Этот сюжет был описан мною в биографии Пришвина в серии «ЖЗЛ» и в романе «Мысленный волк», так что подробно касаться его не буду, но к Пришвину еще вернусь. А елецкий период в жизни нашего героя ценен тем, что здесь появляется стороннее воспоминание о Розанове, написанное его коллегой, учителем древних языков Первовым. Он изобразил Елецкую гимназию довольно в мрачных тонах, а самого Розанова описал как человека одинокого, ни на кого не похожего и вызывающего крайнее раздражение не только у учеников, но и у других учителей. «Раз он попал даже на холостую попойку у учителя женской гимназии Желудкова. Здесь слово за слово разгорелся спор между Розановым и Десницким, который “на все корки” честил философию и философов, крича с азартом: “И мы тоже кое-что понимаем!” В разгаре спора Десницкий схватил с полки книгу “О понимании”, преподнесенную Розановым Желудкову, расстегнул брюки и обмочил ее при общем хохоте всех присутствующих: “А ваше понимание, Василий Васильевич, вот чего стоит”».
Ему было, правда, очень нехорошо в этом чудесном, красивейшем русском городе над речкой Быстрой Сосной (или просто Сосной, как ее тогда называли). Может быть, даже еще тяжелее, чем в Брянске.
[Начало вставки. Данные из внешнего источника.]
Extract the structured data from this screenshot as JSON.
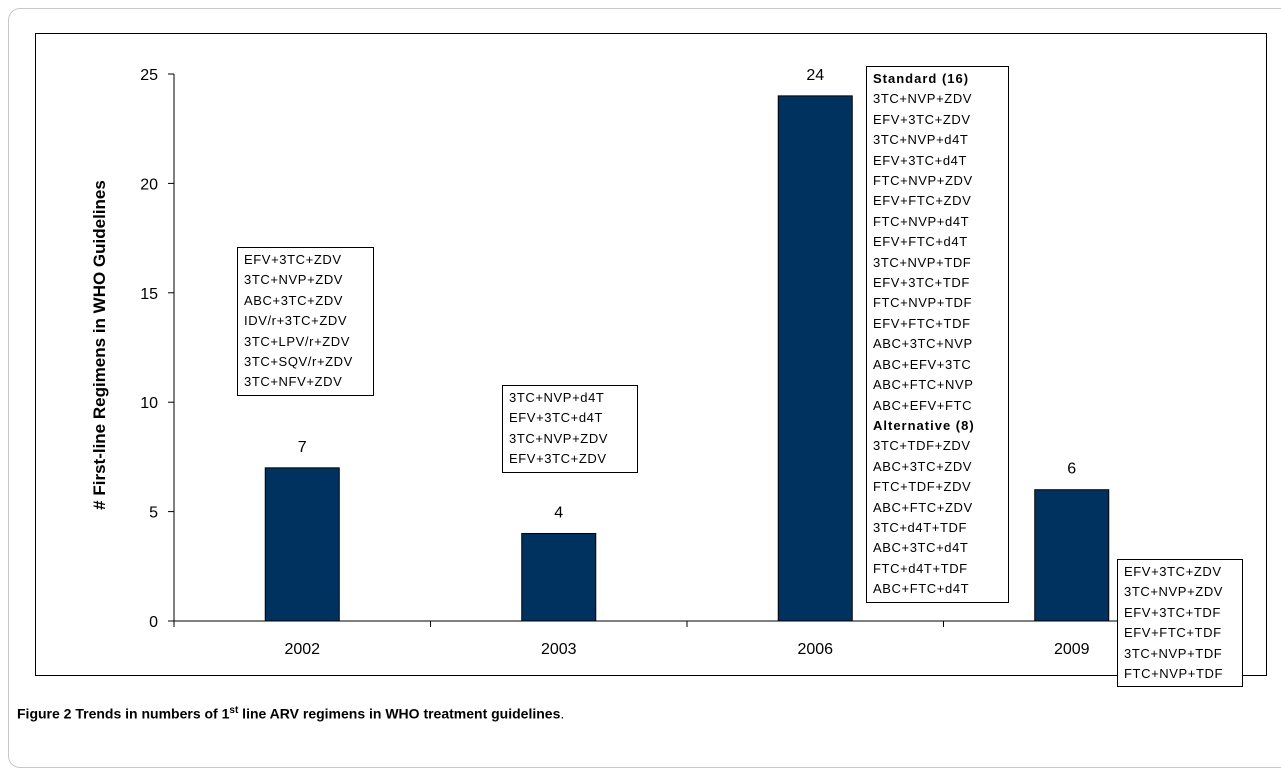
{
  "chart_data": {
    "type": "bar",
    "categories": [
      "2002",
      "2003",
      "2006",
      "2009"
    ],
    "values": [
      7,
      4,
      24,
      6
    ],
    "data_labels": [
      "7",
      "4",
      "24",
      "6"
    ],
    "ylabel": "# First-line Regimens in WHO Guidelines",
    "ylim": [
      0,
      25
    ],
    "yticks": [
      "0",
      "5",
      "10",
      "15",
      "20",
      "25"
    ],
    "bar_color": "#00325F",
    "grid": false,
    "legend": "none"
  },
  "regimen_boxes": {
    "y2002": [
      "EFV+3TC+ZDV",
      "3TC+NVP+ZDV",
      "ABC+3TC+ZDV",
      "IDV/r+3TC+ZDV",
      "3TC+LPV/r+ZDV",
      "3TC+SQV/r+ZDV",
      "3TC+NFV+ZDV"
    ],
    "y2003": [
      "3TC+NVP+d4T",
      "EFV+3TC+d4T",
      "3TC+NVP+ZDV",
      "EFV+3TC+ZDV"
    ],
    "y2006": {
      "standard_header": "Standard (16)",
      "standard": [
        "3TC+NVP+ZDV",
        "EFV+3TC+ZDV",
        "3TC+NVP+d4T",
        "EFV+3TC+d4T",
        "FTC+NVP+ZDV",
        "EFV+FTC+ZDV",
        "FTC+NVP+d4T",
        "EFV+FTC+d4T",
        "3TC+NVP+TDF",
        "EFV+3TC+TDF",
        "FTC+NVP+TDF",
        "EFV+FTC+TDF",
        "ABC+3TC+NVP",
        "ABC+EFV+3TC",
        "ABC+FTC+NVP",
        "ABC+EFV+FTC"
      ],
      "alternative_header": "Alternative (8)",
      "alternative": [
        "3TC+TDF+ZDV",
        "ABC+3TC+ZDV",
        "FTC+TDF+ZDV",
        "ABC+FTC+ZDV",
        "3TC+d4T+TDF",
        "ABC+3TC+d4T",
        "FTC+d4T+TDF",
        "ABC+FTC+d4T"
      ]
    },
    "y2009": [
      "EFV+3TC+ZDV",
      "3TC+NVP+ZDV",
      "EFV+3TC+TDF",
      "EFV+FTC+TDF",
      "3TC+NVP+TDF",
      "FTC+NVP+TDF"
    ]
  },
  "caption": {
    "label": "Figure 2",
    "text_before_sup": "Trends in numbers of 1",
    "sup": "st",
    "text_after_sup": " line ARV regimens in WHO treatment guidelines",
    "end": "."
  }
}
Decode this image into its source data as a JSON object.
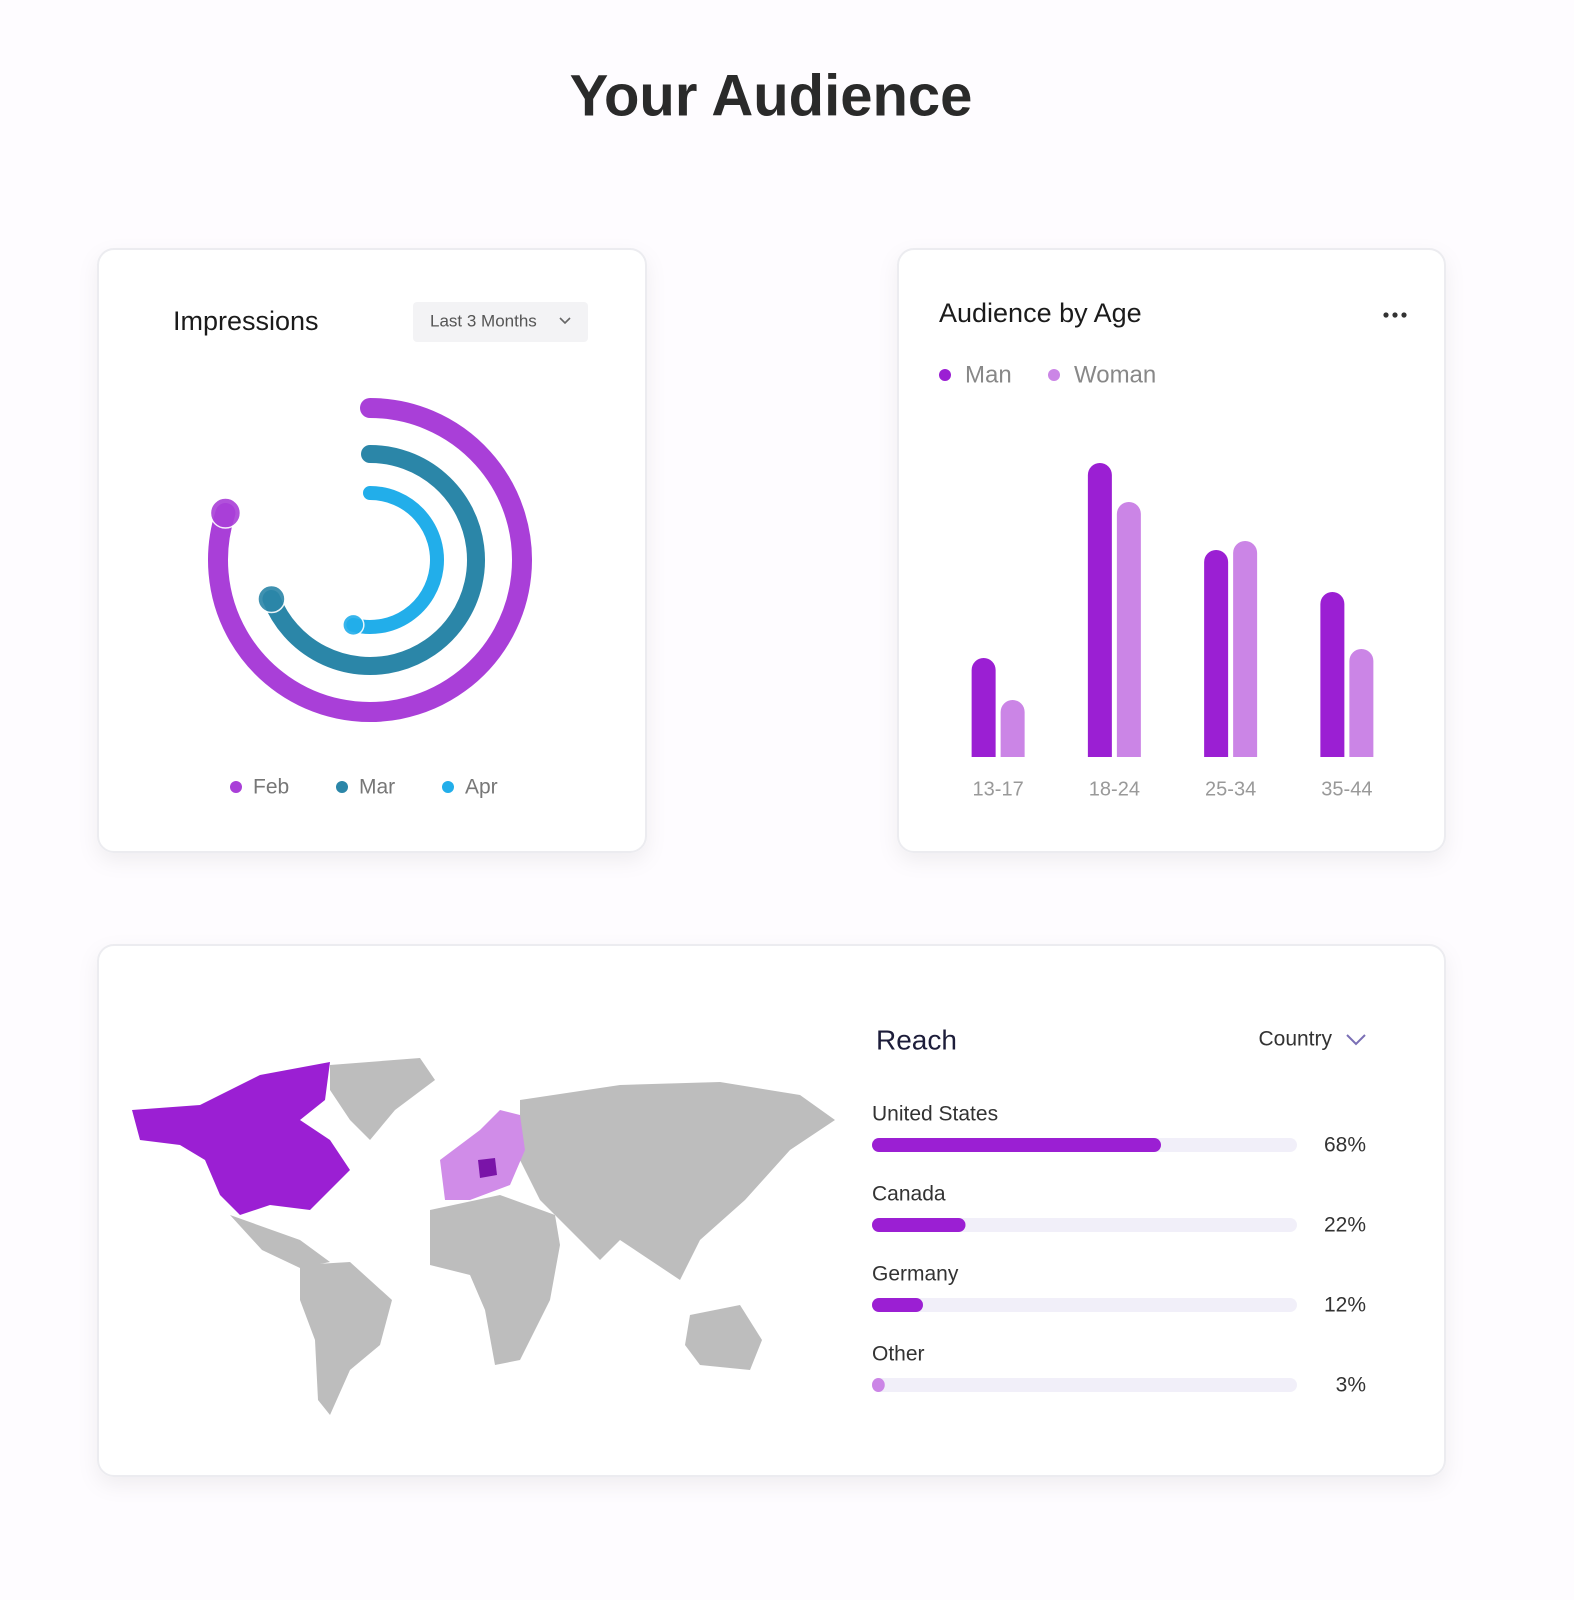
{
  "header": {
    "title": "Your Audience"
  },
  "chart_data": [
    {
      "type": "radial",
      "title": "Impressions",
      "filter": "Last 3 Months",
      "categories": [
        "Feb",
        "Mar",
        "Apr"
      ],
      "values": [
        80,
        69,
        54
      ],
      "colors": [
        "#a93fd8",
        "#2b86a8",
        "#22aeea"
      ],
      "ylim": [
        0,
        100
      ]
    },
    {
      "type": "bar",
      "title": "Audience by Age",
      "categories": [
        "13-17",
        "18-24",
        "25-34",
        "35-44"
      ],
      "series": [
        {
          "name": "Man",
          "color": "#9b1fd3",
          "values": [
            33,
            98,
            69,
            55
          ]
        },
        {
          "name": "Woman",
          "color": "#cb85e6",
          "values": [
            19,
            85,
            72,
            36
          ]
        }
      ],
      "ylim": [
        0,
        100
      ]
    },
    {
      "type": "hbar",
      "title": "Reach",
      "filter": "Country",
      "categories": [
        "United States",
        "Canada",
        "Germany",
        "Other"
      ],
      "values": [
        68,
        22,
        12,
        3
      ],
      "value_labels": [
        "68%",
        "22%",
        "12%",
        "3%"
      ],
      "colors": [
        "#9b1fd3",
        "#9b1fd3",
        "#9b1fd3",
        "#cb85e6"
      ],
      "xlim": [
        0,
        100
      ]
    }
  ]
}
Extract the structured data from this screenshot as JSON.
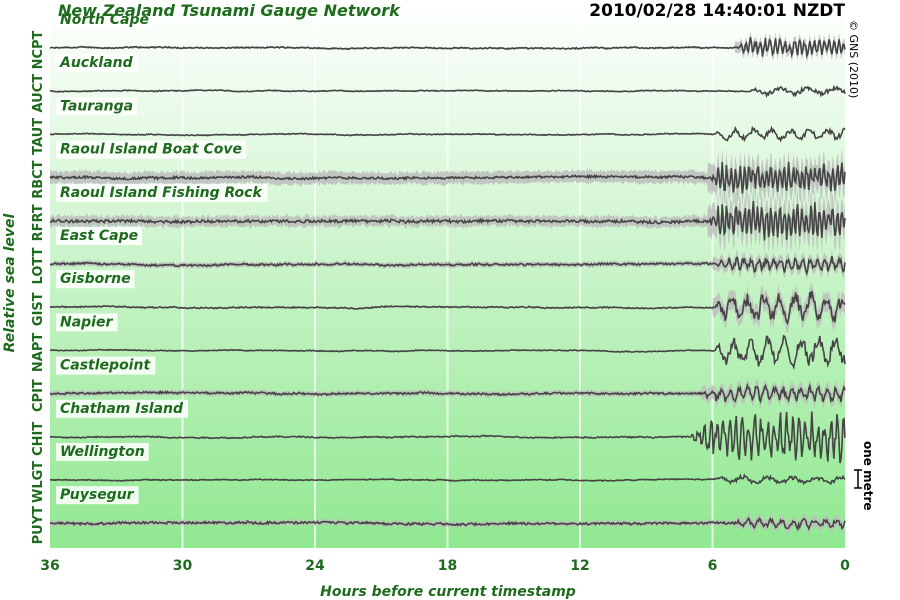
{
  "header": {
    "title": "New Zealand Tsunami Gauge Network",
    "timestamp": "2010/02/28 14:40:01 NZDT",
    "copyright": "© GNS (2010)"
  },
  "colors": {
    "gradient_top": "#ffffff",
    "gradient_bottom": "#90e890",
    "trace": "#444444",
    "envelope": "#bdbdbd",
    "label_green": "#1e6b1e"
  },
  "scale_bar": {
    "label": "one metre"
  },
  "chart_data": {
    "type": "line",
    "title": "New Zealand Tsunami Gauge Network",
    "xlabel": "Hours before current timestamp",
    "ylabel": "Relative sea level",
    "x_ticks": [
      36,
      30,
      24,
      18,
      12,
      6,
      0
    ],
    "xlim": [
      36,
      0
    ],
    "grid": "vertical lines at each x tick",
    "series": [
      {
        "name": "North Cape",
        "code": "NCPT",
        "noise": 0.03,
        "envelope": 0.05,
        "activity_start": 5,
        "activity_amp": 0.55,
        "activity_freq": 4.5
      },
      {
        "name": "Auckland",
        "code": "AUCT",
        "noise": 0.02,
        "envelope": 0,
        "activity_start": 4.5,
        "activity_amp": 0.25,
        "activity_freq": 0.8
      },
      {
        "name": "Tauranga",
        "code": "TAUT",
        "noise": 0.02,
        "envelope": 0,
        "activity_start": 6,
        "activity_amp": 0.35,
        "activity_freq": 1.2
      },
      {
        "name": "Raoul Island Boat Cove",
        "code": "RBCT",
        "noise": 0.06,
        "envelope": 0.35,
        "activity_start": 6.2,
        "activity_amp": 0.9,
        "activity_freq": 5
      },
      {
        "name": "Raoul Island Fishing Rock",
        "code": "RFRT",
        "noise": 0.08,
        "envelope": 0.3,
        "activity_start": 6.2,
        "activity_amp": 1.1,
        "activity_freq": 5
      },
      {
        "name": "East Cape",
        "code": "LOTT",
        "noise": 0.05,
        "envelope": 0.15,
        "activity_start": 6,
        "activity_amp": 0.45,
        "activity_freq": 3
      },
      {
        "name": "Gisborne",
        "code": "GIST",
        "noise": 0.03,
        "envelope": 0.05,
        "activity_start": 6,
        "activity_amp": 0.95,
        "activity_freq": 1.4
      },
      {
        "name": "Napier",
        "code": "NAPT",
        "noise": 0.02,
        "envelope": 0,
        "activity_start": 6,
        "activity_amp": 0.9,
        "activity_freq": 1.3
      },
      {
        "name": "Castlepoint",
        "code": "CPIT",
        "noise": 0.05,
        "envelope": 0.15,
        "activity_start": 6.5,
        "activity_amp": 0.5,
        "activity_freq": 2.5
      },
      {
        "name": "Chatham Island",
        "code": "CHIT",
        "noise": 0.03,
        "envelope": 0,
        "activity_start": 7,
        "activity_amp": 1.5,
        "activity_freq": 3.5
      },
      {
        "name": "Wellington",
        "code": "WLGT",
        "noise": 0.02,
        "envelope": 0,
        "activity_start": 6,
        "activity_amp": 0.25,
        "activity_freq": 0.9
      },
      {
        "name": "Puysegur",
        "code": "PUYT",
        "noise": 0.06,
        "envelope": 0.15,
        "activity_start": 5,
        "activity_amp": 0.3,
        "activity_freq": 2
      }
    ]
  }
}
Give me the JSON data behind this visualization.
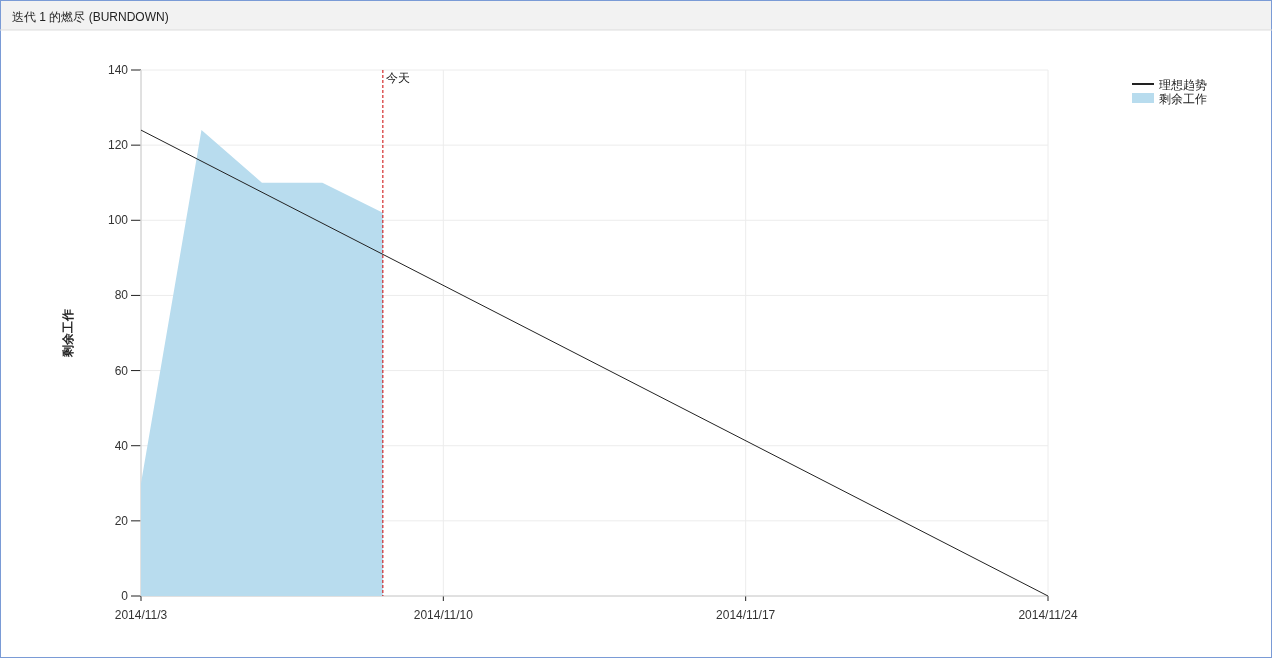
{
  "chart_data": {
    "type": "area",
    "title": "迭代 1 的燃尽 (BURNDOWN)",
    "ylabel": "剩余工作",
    "xlim": [
      "2014-11-03",
      "2014-11-24"
    ],
    "xticks": [
      {
        "value": "2014-11-03",
        "label": "2014/11/3"
      },
      {
        "value": "2014-11-10",
        "label": "2014/11/10"
      },
      {
        "value": "2014-11-17",
        "label": "2014/11/17"
      },
      {
        "value": "2014-11-24",
        "label": "2014/11/24"
      }
    ],
    "ylim": [
      0,
      140
    ],
    "yticks": [
      0,
      20,
      40,
      60,
      80,
      100,
      120,
      140
    ],
    "series": [
      {
        "name": "理想趋势",
        "type": "line",
        "color": "#222222",
        "x": [
          "2014-11-03",
          "2014-11-24"
        ],
        "values": [
          124,
          0
        ]
      },
      {
        "name": "剩余工作",
        "color": "#b8dcee",
        "x": [
          "2014-11-03",
          "2014-11-04T09:36",
          "2014-11-05T19:12",
          "2014-11-07T04:48",
          "2014-11-08T14:24"
        ],
        "values": [
          30,
          124,
          110,
          110,
          102
        ]
      }
    ],
    "ref_lines": [
      {
        "axis": "x",
        "value": "2014-11-08T14:24",
        "label": "今天",
        "color": "#cc0000",
        "line_style": "dashed"
      }
    ],
    "grid": true,
    "legend": "top right"
  }
}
Как ни трудна была жизнь с Аполлинарией, но, судя по всему, Розанов был из тех людей, кто совсем не умеет жить один, ему нужно было к кому-нибудь да прилепиться.
«Причина тоски моей – моя семейная неустроенность, – элегически признавался он в письмах елецких лет. – Мне трудно и больно думать, что, не попытав никакого семейного и вообще личного счастья, в первую половину моей жизни, я не испытаю его, кажется, и во вторую, что мне не удастся уже по чисто внешним причинам устроить себе тихую и радостную жизнь… Сколько любви было у меня к людям, желания помогать им всегда, и теперь – одна ненависть, совершенное безучастие, одно желание – схорониться куда-нибудь, чтобы никто меня не видел и я никого не видел. Погибла моя молодость, и, кроме тревог и усталости, ничего не несу с собою в старость».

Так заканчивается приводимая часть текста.